Notre Dame had five men’s fencers finish in the top eight — meaning they were Second Team All-Americans or better — while St. John’s boasted four such student-athletes. Ohio State and Harvard had three fencers finish in the top eight, while Columbia claimed two.

Cooper Schumacher (men’s epee) and Andras Nemeth (men’s foil) of St. John’s, and Harvard’s Eli Dershwitz (men’s sabre) each became first-time national champions, capping the first half of competition atop the podium.

St. John’s foilist Andras Nemeth recorded the upset of the day en route to claim the men’s foil crown, downing the world’s No. 1-ranked foilist in the semifinal to reach the championship, before downing the tournament’s top seed.

Nemeth, the No. 3 seed heading into the semifinal, defeated two-time national champion and current FIE No. 1 Alexander Massialas of Stanford in a tight semifinal bout, pulling of a 15-13 win to ensure his place on the strip. Then, he powered past No. 1 seed Nolen Scruggs of Columbia 15-9 to take the gold in the final.

In the first semifinal, top seed Nolen Scruggs of Columbia led defending champion Maximilian Chastenet of Ohio State 6-0 before Chastenet rattled off five straight touches to narrow the margin to one. Scruggs appeared to pull away again, taking a 12-8 lead, but Chastenet tied it at 13 and then went ahead 14-13. Scruggs, however, snared the next two touches to win a 15-14 thriller.

The top three in foil reordered themselves by the end of round robins on Friday, with Scruggs ascending from third to first to earn the top seed into the semifinal with a 17-6 mark (+31 indicator). Massialas snared the second seed after posting a 16-7 record (+43) while Nemeth rose from sixth to third, also with a 16-7 showing (+36). Chastenet (16-7, +30) rounded out the top four.

Cooper Schumacher of St. John’s claimed his first NCAA title, defeating Justin Yoo of Pennsylvania 15-8 in the championship to go out a winner as a senior.

Schumacher and Yoo traded touches during the first two periods of the championship, but Schumacher tallied six straight touches after the final break to earn the victory over Yoo. Schumacher was the first new men’s epee champion since 2014 as Columbia’s Jacob Hoyle won the title in each of the last two seasons.

Two of the final four epee fencers — Notre Dame freshman Ariel Simmons and Princeton sophomore Wesley Johnson — made their first NCAA appearance, while Schumacher and Yoo each made their first semifinal appearance.

Schumacher, the event’s top seed, got past No. 4-seeded Simmons, withstanding an early run by the Irish representative to win 15-10 in the semifinal.

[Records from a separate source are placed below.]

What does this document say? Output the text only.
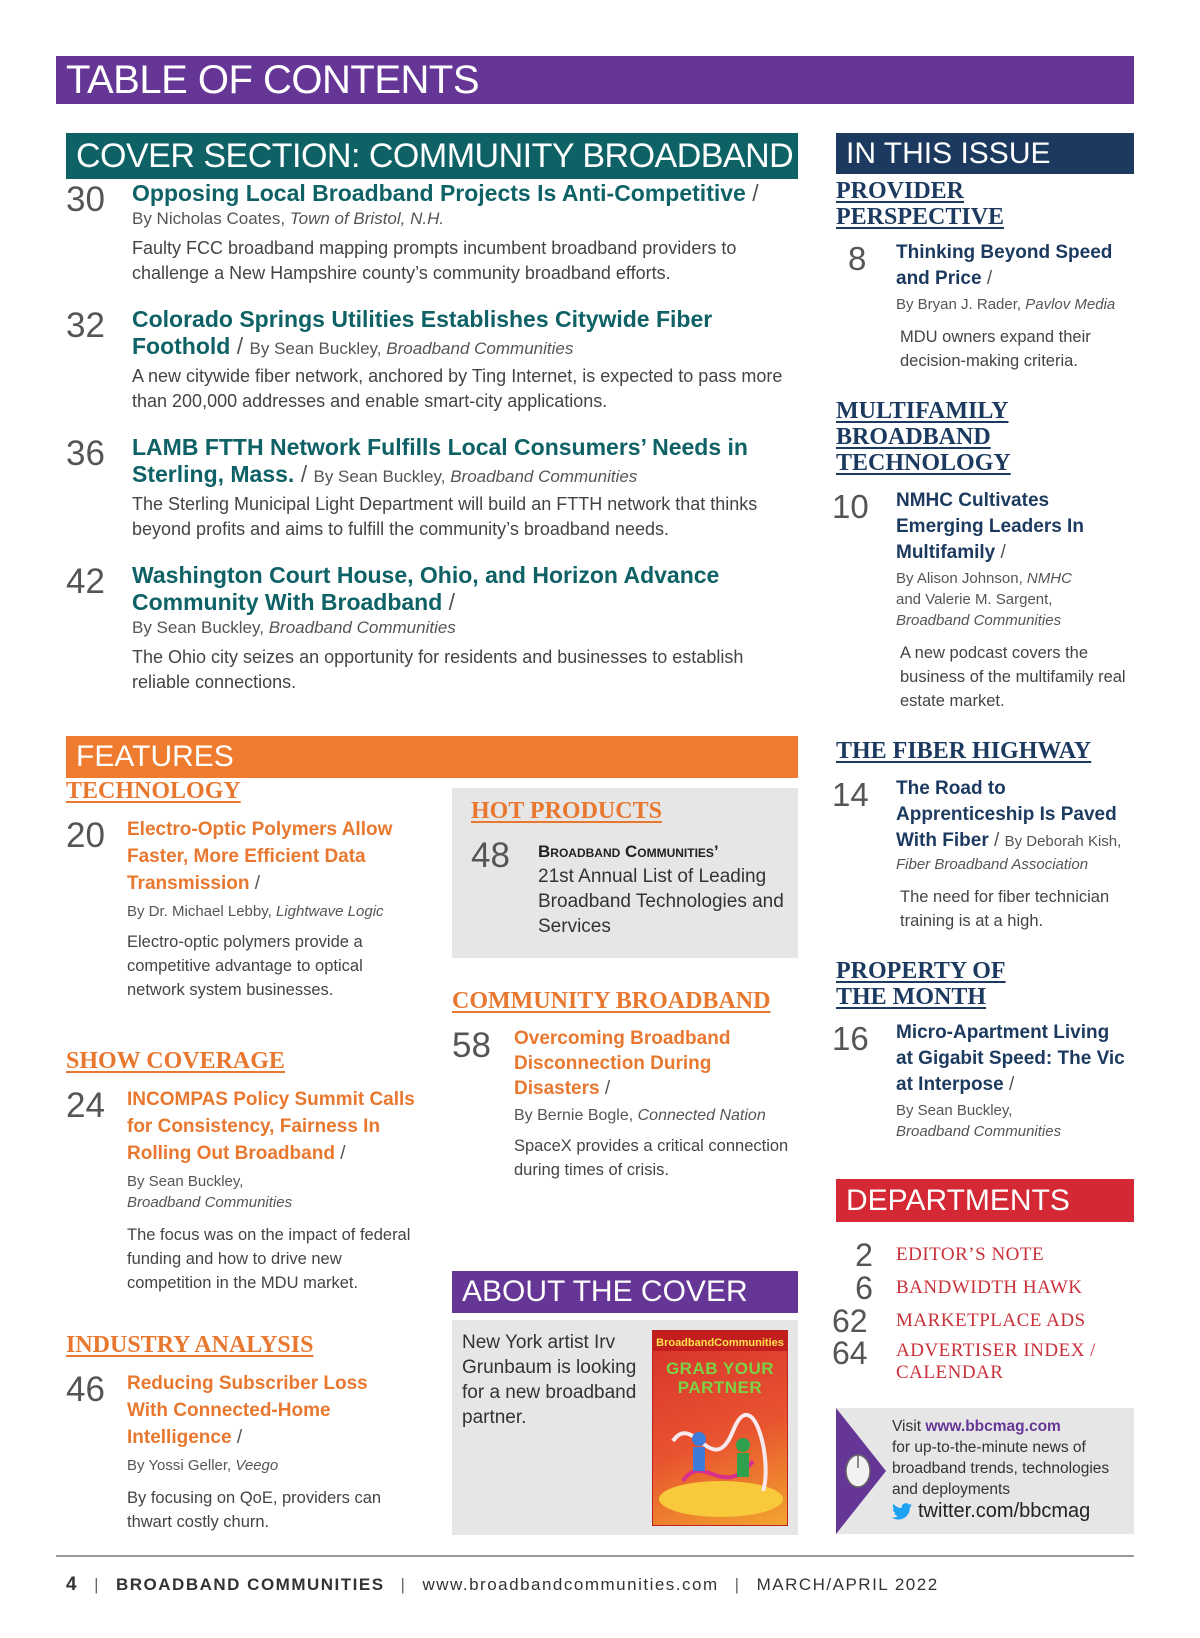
TABLE OF CONTENTS
COVER SECTION: COMMUNITY BROADBAND
30 Opposing Local Broadband Projects Is Anti-Competitive /
By Nicholas Coates, Town of Bristol, N.H.
Faulty FCC broadband mapping prompts incumbent broadband providers to challenge a New Hampshire county’s community broadband efforts.
32 Colorado Springs Utilities Establishes Citywide Fiber Foothold / By Sean Buckley, Broadband Communities
A new citywide fiber network, anchored by Ting Internet, is expected to pass more than 200,000 addresses and enable smart-city applications.
36 LAMB FTTH Network Fulfills Local Consumers’ Needs in Sterling, Mass. / By Sean Buckley, Broadband Communities
The Sterling Municipal Light Department will build an FTTH network that thinks beyond profits and aims to fulfill the community’s broadband needs.
42 Washington Court House, Ohio, and Horizon Advance Community With Broadband /
By Sean Buckley, Broadband Communities
The Ohio city seizes an opportunity for residents and businesses to establish reliable connections.
FEATURES
TECHNOLOGY
20 Electro-Optic Polymers Allow Faster, More Efficient Data Transmission /
By Dr. Michael Lebby, Lightwave Logic
Electro-optic polymers provide a competitive advantage to optical network system businesses.
SHOW COVERAGE
24 INCOMPAS Policy Summit Calls for Consistency, Fairness In Rolling Out Broadband /
By Sean Buckley,
Broadband Communities
The focus was on the impact of federal funding and how to drive new competition in the MDU market.
INDUSTRY ANALYSIS
46 Reducing Subscriber Loss With Connected-Home Intelligence /
By Yossi Geller, Veego
By focusing on QoE, providers can thwart costly churn.
HOT PRODUCTS
48 Broadband Communities’
21st Annual List of Leading Broadband Technologies and Services
COMMUNITY BROADBAND
58 Overcoming Broadband Disconnection During Disasters /
By Bernie Bogle, Connected Nation
SpaceX provides a critical connection during times of crisis.
ABOUT THE COVER
New York artist Irv Grunbaum is looking for a new broadband partner.
BroadbandCommunities
GRAB YOUR PARTNER
IN THIS ISSUE
PROVIDER PERSPECTIVE
8 Thinking Beyond Speed and Price /
By Bryan J. Rader, Pavlov Media
MDU owners expand their decision-making criteria.
MULTIFAMILY BROADBAND TECHNOLOGY
10 NMHC Cultivates Emerging Leaders In Multifamily /
By Alison Johnson, NMHC
and Valerie M. Sargent,
Broadband Communities
A new podcast covers the business of the multifamily real estate market.
THE FIBER HIGHWAY
14 The Road to Apprenticeship Is Paved With Fiber / By Deborah Kish,
Fiber Broadband Association
The need for fiber technician training is at a high.
PROPERTY OF THE MONTH
16 Micro-Apartment Living at Gigabit Speed: The Vic at Interpose /
By Sean Buckley,
Broadband Communities
DEPARTMENTS
2	EDITOR’S NOTE
6	BANDWIDTH HAWK
62	MARKETPLACE ADS
64	ADVERTISER INDEX / CALENDAR
Visit www.bbcmag.com
for up-to-the-minute news of broadband trends, technologies and deployments
twitter.com/bbcmag
4 | BROADBAND COMMUNITIES | www.broadbandcommunities.com | MARCH/APRIL 2022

In the other semifinal bout, Yoo downed Johnson 15-6 to punch his ticket to the title bout.

Some major shifting on Day 2 allowed Schumacher and Simmons to make the top four. Schumacher sat in fifth place after three rounds, but went 7-1 on Friday to top the leaderboard. Simmons was in eighth place after Thursday, but went 6-2 to leapfrog four spots.

Harvard’s Eli Dershwitz took the top seed into the semifinal and didn’t let up, snaring a decisive 15-6 semifinal victory over fourth-seeded Ben Natanzon before going on to defeat Wayne State’s Zaid Elsissy 15-10 in the championship. Dershwitz owned a 14-6 lead over Elsissy before giving up four straight touches, but put an end to the threat on the next exchange.

“It feels great,” Dershwitz said. “I haven’t competed at NCAAs in a while because I took some time off to train and it feels great to be back at this huge tournament with my team supporting me. They were a great inspiration all day and were cheering really loud from back in the stands, and it just feels great to bring a title home for Harvard.”

In the second semifinal, Elsissy picked up an impressive win, defeating Ohio State’s Faras Arfa 15-7.

Dershwitz finished pool play with a 21-2 record, followed by No. 2 seed Arfa with a 17-6 mark, No. 3 Elsissy at 15-8 (+27 indicator) and No. 4 Natanzon also at 15-8 (+24). In fact, four entrants finished in a tie for third place with 15-8 marks, but Elsissy and Natanzon advanced by indicator.

Up Next

The focus will shift to the women’s competition starting Saturday with rounds 1-3 of foil, epee and sabre. The foil rounds will begin at 9 a.m. ET, followed by epee at 11 a.m. and sabre at 1:30 p.m. at the Indiana Farmers Coliseum.